Making Science More Accessible for Everyone

EMAN ALASADI, Ph.D., Chemistry

You’re a Ph.D. student and a researcher, but you’re also an educator, an award-winning instructor and a science YouTuber with more than 30,000 subscribers. Where does that drive come from?
I’ve always loved teaching. As an undergraduate, I tutored and made notes for classmates. Eventually, I started turning those notes into YouTube videos. That channel now has over 400 videos covering general, organic and physical chemistry, biology and MCAT prep. Producing these videos helped me sharpen my teaching style and communicate more clearly. At UT, I served as a TA for Carlos Baiz’s physical chemistry course and now teach a general chemistry course – an experience that confirmed that teaching at the university level is what I truly want to pursue.

What’s your philosophy as a science communicator and educator?
Education should be accessible. I provide free notes and transcriptions in all my videos. I think deeply about how to explain complex topics in a way that resonates with students – especially those who may feel like science isn’t for them. I believe it is my responsibility to accommodate students’ needs as best as possible, because when students feel safe and supported and their basic needs are met – that’s when real learning can happen

What is your research focus, and why does it matter?
I study lanmodulin, a biological protein that selectively binds lanthanides – rare earth metals used in everything from electronics to medical imaging. These elements are incredibly difficult to separate from other material, and current industrial methods generate large volumes of toxic waste. We’re exploring how lanmodulin might be used to develop greener, more efficient extraction technologies. What excites me is knowing this research lays the groundwork for more sustainable approaches down the line.

What has been the biggest challenge in your research?
The steep learning curve. I work in a biophysical chemistry lab where we use lasers to study the chemistry of biological systems. Alongside the experimental work, we rely heavily on computational modeling, coding and simulations to interpret and analyze our data. At first it felt overwhelming to learn so many new skills at once. But over time, I realized that’s the nature of interdisciplinary research—it challenges you to step outside your comfort zone and grow in unexpected ways. What helped the most was being in a lab that fosters curiosity and views mistakes as part of the learning curve. I am incredibly grateful for my PI and my labmates—they’ve shaped me into a scientist I’m truly proud to be.

You’re a first-generation student. How has that shaped your perspective?
My parents came to the U.S. as refugees from Iraq. They – and my siblings – mean everything to me. Even though they weren’t familiar with the education system here, they were always supportive. Still, I had to figure a lot out on my own. There was no built-in network or road map. Now, my husband and I are both first-generation educators, and that experience deeply shapes how we think about access and support in education. It is part of why we care so much about tools like AI. Used thoughtfully, it has the potential to democratize learning and expand opportunity for students from all backgrounds. 

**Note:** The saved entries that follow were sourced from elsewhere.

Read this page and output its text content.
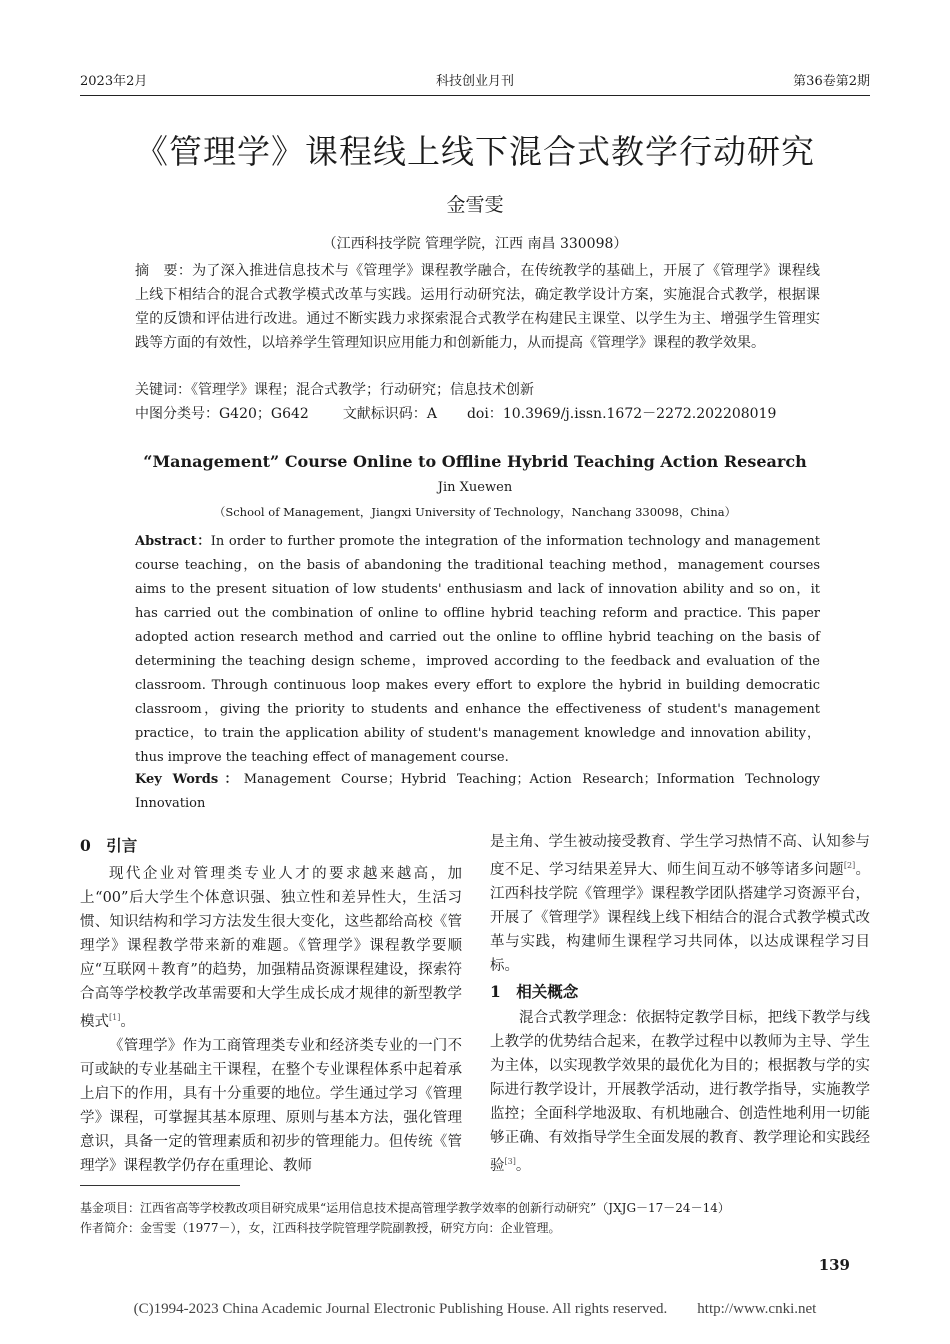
2023年2月	科技创业月刊	第36卷第2期
《管理学》课程线上线下混合式教学行动研究
金雪雯
（江西科技学院 管理学院，江西 南昌 330098）
摘　要：为了深入推进信息技术与《管理学》课程教学融合，在传统教学的基础上，开展了《管理学》课程线上线下相结合的混合式教学模式改革与实践。运用行动研究法，确定教学设计方案，实施混合式教学，根据课堂的反馈和评估进行改进。通过不断实践力求探索混合式教学在构建民主课堂、以学生为主、增强学生管理实践等方面的有效性，以培养学生管理知识应用能力和创新能力，从而提高《管理学》课程的教学效果。
关键词：《管理学》课程；混合式教学；行动研究；信息技术创新
中图分类号：G420；G642 文献标识码：A doi：10.3969/j.issn.1672－2272.202208019
“Management” Course Online to Offline Hybrid Teaching Action Research
Jin Xuewen
（School of Management，Jiangxi University of Technology，Nanchang 330098，China）
Abstract：In order to further promote the integration of the information technology and management course teaching，on the basis of abandoning the traditional teaching method，management courses aims to the present situation of low students' enthusiasm and lack of innovation ability and so on，it has carried out the combination of online to offline hybrid teaching reform and practice. This paper adopted action research method and carried out the online to offline hybrid teaching on the basis of determining the teaching design scheme，improved according to the feedback and evaluation of the classroom. Through continuous loop makes every effort to explore the hybrid in building democratic classroom，giving the priority to students and enhance the effectiveness of student's management practice，to train the application ability of student's management knowledge and innovation ability，thus improve the teaching effect of management course.
Key Words：Management Course；Hybrid Teaching；Action Research；Information Technology Innovation
0　引言

现代企业对管理类专业人才的要求越来越高，加上“00”后大学生个体意识强、独立性和差异性大，生活习惯、知识结构和学习方法发生很大变化，这些都给高校《管理学》课程教学带来新的难题。《管理学》课程教学要顺应“互联网＋教育”的趋势，加强精品资源课程建设，探索符合高等学校教学改革需要和大学生成长成才规律的新型教学模式[1]。

《管理学》作为工商管理类专业和经济类专业的一门不可或缺的专业基础主干课程，在整个专业课程体系中起着承上启下的作用，具有十分重要的地位。学生通过学习《管理学》课程，可掌握其基本原理、原则与基本方法，强化管理意识，具备一定的管理素质和初步的管理能力。但传统《管理学》课程教学仍存在重理论、教师

是主角、学生被动接受教育、学生学习热情不高、认知参与度不足、学习结果差异大、师生间互动不够等诸多问题[2]。江西科技学院《管理学》课程教学团队搭建学习资源平台，开展了《管理学》课程线上线下相结合的混合式教学模式改革与实践，构建师生课程学习共同体，以达成课程学习目标。

1　相关概念

混合式教学理念：依据特定教学目标，把线下教学与线上教学的优势结合起来，在教学过程中以教师为主导、学生为主体，以实现教学效果的最优化为目的；根据教与学的实际进行教学设计，开展教学活动，进行教学指导，实施教学监控；全面科学地汲取、有机地融合、创造性地利用一切能够正确、有效指导学生全面发展的教育、教学理论和实践经验[3]。

基金项目：江西省高等学校教改项目研究成果“运用信息技术提高管理学教学效率的创新行动研究”（JXJG－17－24－14）
作者简介：金雪雯（1977－），女，江西科技学院管理学院副教授，研究方向：企业管理。
139
(C)1994-2023 China Academic Journal Electronic Publishing House. All rights reserved.　　http://www.cnki.net
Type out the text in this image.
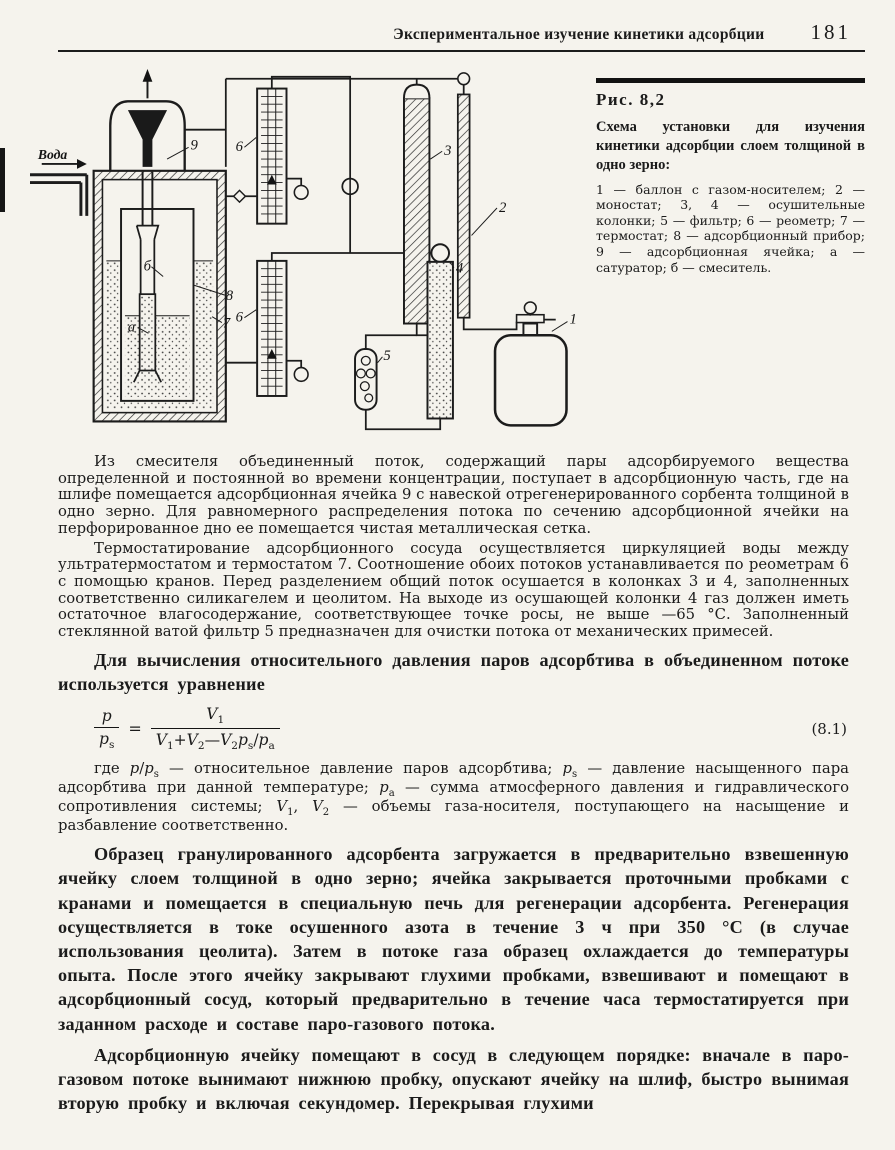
Экспериментальное изучение кинетики адсорбции 181
Вода
9	6
6
8
7
3
4
2
5
1
б
а
Рис. 8,2
Схема установки для изучения кинетики адсорбции слоем толщиной в одно зерно:
1 — баллон с газом-носителем; 2 — моностат; 3, 4 — осушительные колонки; 5 — фильтр; 6 — реометр; 7 — термостат; 8 — адсорбционный прибор; 9 — адсорбционная ячейка; а — сатуратор; б — смеситель.

Из смесителя объединенный поток, содержащий пары адсорбируемого вещества определенной и постоянной во времени концентрации, поступает в адсорбционную часть, где на шлифе помещается адсорбционная ячейка 9 с навеской отрегенерированного сорбента толщиной в одно зерно. Для равномерного распределения потока по сечению адсорбционной ячейки на перфорированное дно ее помещается чистая металлическая сетка.

Термостатирование адсорбционного сосуда осуществляется циркуляцией воды между ультратермостатом и термостатом 7. Соотношение обоих потоков устанавливается по реометрам 6 с помощью кранов. Перед разделением общий поток осушается в колонках 3 и 4, заполненных соответственно силикагелем и цеолитом. На выходе из осушающей колонки 4 газ должен иметь остаточное влагосодержание, соответствующее точке росы, не выше —65 °С. Заполненный стеклянной ватой фильтр 5 предназначен для очистки потока от механических примесей.

Для вычисления относительного давления паров адсорбтива в объединенном потоке используется уравнение

$\frac{p}{p_s} = \frac{V_1}{V_1+V_2—V_2p_s/p_а}$	(8.1)

где $p/p_s$ — относительное давление паров адсорбтива; $p_s$ — давление насыщенного пара адсорбтива при данной температуре; $p_а$ — сумма атмосферного давления и гидравлического сопротивления системы; $V_1$, $V_2$ — объемы газа-носителя, поступающего на насыщение и разбавление соответственно.

Образец гранулированного адсорбента загружается в предварительно взвешенную ячейку слоем толщиной в одно зерно; ячейка закрывается проточными пробками с кранами и помещается в специальную печь для регенерации адсорбента. Регенерация осуществляется в токе осушенного азота в течение 3 ч при 350 °С (в случае использования цеолита). Затем в потоке газа образец охлаждается до температуры опыта. После этого ячейку закрывают глухими пробками, взвешивают и помещают в адсорбционный сосуд, который предварительно в течение часа термостатируется при заданном расходе и составе паро-газового потока.

Адсорбционную ячейку помещают в сосуд в следующем порядке: вначале в паро-газовом потоке вынимают нижнюю пробку, опускают ячейку на шлиф, быстро вынимая вторую пробку и включая секундомер. Перекрывая глухими
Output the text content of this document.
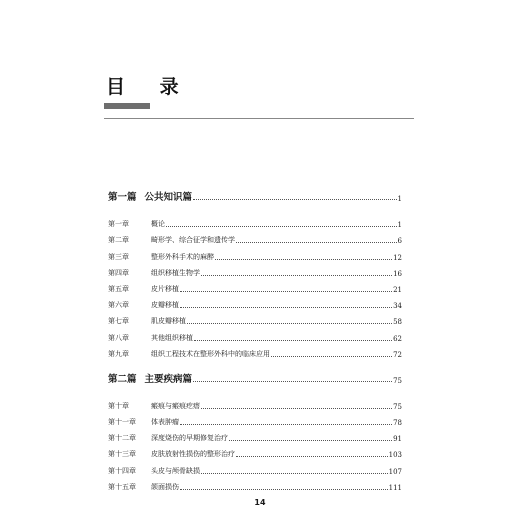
目 录
第一篇 公共知识篇	1
第一章	概论	1
第二章	畸形学、综合征学和遗传学	6
第三章	整形外科手术的麻醉	12
第四章	组织移植生物学	16
第五章	皮片移植	21
第六章	皮瓣移植	34
第七章	肌皮瓣移植	58
第八章	其他组织移植	62
第九章	组织工程技术在整形外科中的临床应用	72
第二篇 主要疾病篇	75
第十章	瘢痕与瘢痕疙瘩	75
第十一章	体表肿瘤	78
第十二章	深度烧伤的早期修复治疗	91
第十三章	皮肤放射性损伤的整形治疗	103
第十四章	头皮与颅骨缺损	107
第十五章	颌面损伤	111
14
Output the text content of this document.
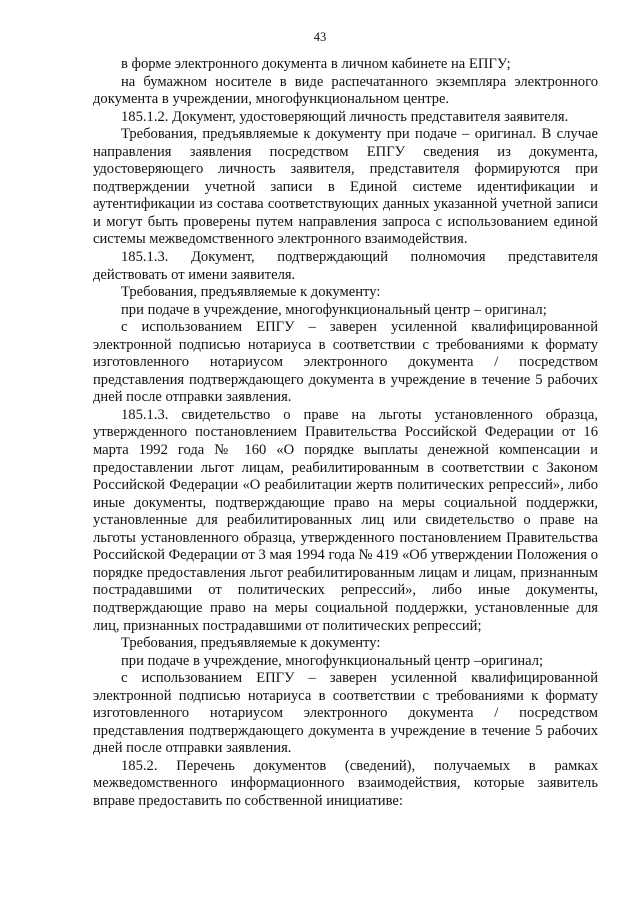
43

в форме электронного документа в личном кабинете на ЕПГУ;

на бумажном носителе в виде распечатанного экземпляра электронного документа в учреждении, многофункциональном центре.

185.1.2. Документ, удостоверяющий личность представителя заявителя.

Требования, предъявляемые к документу при подаче – оригинал. В случае направления заявления посредством ЕПГУ сведения из документа, удостоверяющего личность заявителя, представителя формируются при подтверждении учетной записи в Единой системе идентификации и аутентификации из состава соответствующих данных указанной учетной записи и могут быть проверены путем направления запроса с использованием единой системы межведомственного электронного взаимодействия.

185.1.3. Документ, подтверждающий полномочия представителя действовать от имени заявителя.

Требования, предъявляемые к документу:

при подаче в учреждение, многофункциональный центр – оригинал;

с использованием ЕПГУ – заверен усиленной квалифицированной электронной подписью нотариуса в соответствии с требованиями к формату изготовленного нотариусом электронного документа / посредством представления подтверждающего документа в учреждение в течение 5 рабочих дней после отправки заявления.

185.1.3. свидетельство о праве на льготы установленного образца, утвержденного постановлением Правительства Российской Федерации от 16 марта 1992 года № 160 «О порядке выплаты денежной компенсации и предоставлении льгот лицам, реабилитированным в соответствии с Законом Российской Федерации «О реабилитации жертв политических репрессий», либо иные документы, подтверждающие право на меры социальной поддержки, установленные для реабилитированных лиц или свидетельство о праве на льготы установленного образца, утвержденного постановлением Правительства Российской Федерации от 3 мая 1994 года № 419 «Об утверждении Положения о порядке предоставления льгот реабилитированным лицам и лицам, признанным пострадавшими от политических репрессий», либо иные документы, подтверждающие право на меры социальной поддержки, установленные для лиц, признанных пострадавшими от политических репрессий;

Требования, предъявляемые к документу:

при подаче в учреждение, многофункциональный центр –оригинал;

с использованием ЕПГУ – заверен усиленной квалифицированной электронной подписью нотариуса в соответствии с требованиями к формату изготовленного нотариусом электронного документа / посредством представления подтверждающего документа в учреждение в течение 5 рабочих дней после отправки заявления.

185.2. Перечень документов (сведений), получаемых в рамках межведомственного информационного взаимодействия, которые заявитель вправе предоставить по собственной инициативе:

What’s next for you after graduation?
Right now, I’m teaching a general chemistry course with around 250 students, and I’d love to continue teaching at the college level. I also want to expand my science communication work on YouTube and other platforms, and eventually design curricula for both college and high school – maybe even write a textbook one day.

What do you hope people take away from your story?
That science is for everyone. With the right support and access, students from all backgrounds can thrive. I also hope people realize that failure isn’t something to avoid. Getting comfortable with mistakes is the fastest way to grow. Every misstep is a lesson that sharpens your discipline, deepens your understanding and moves you forward.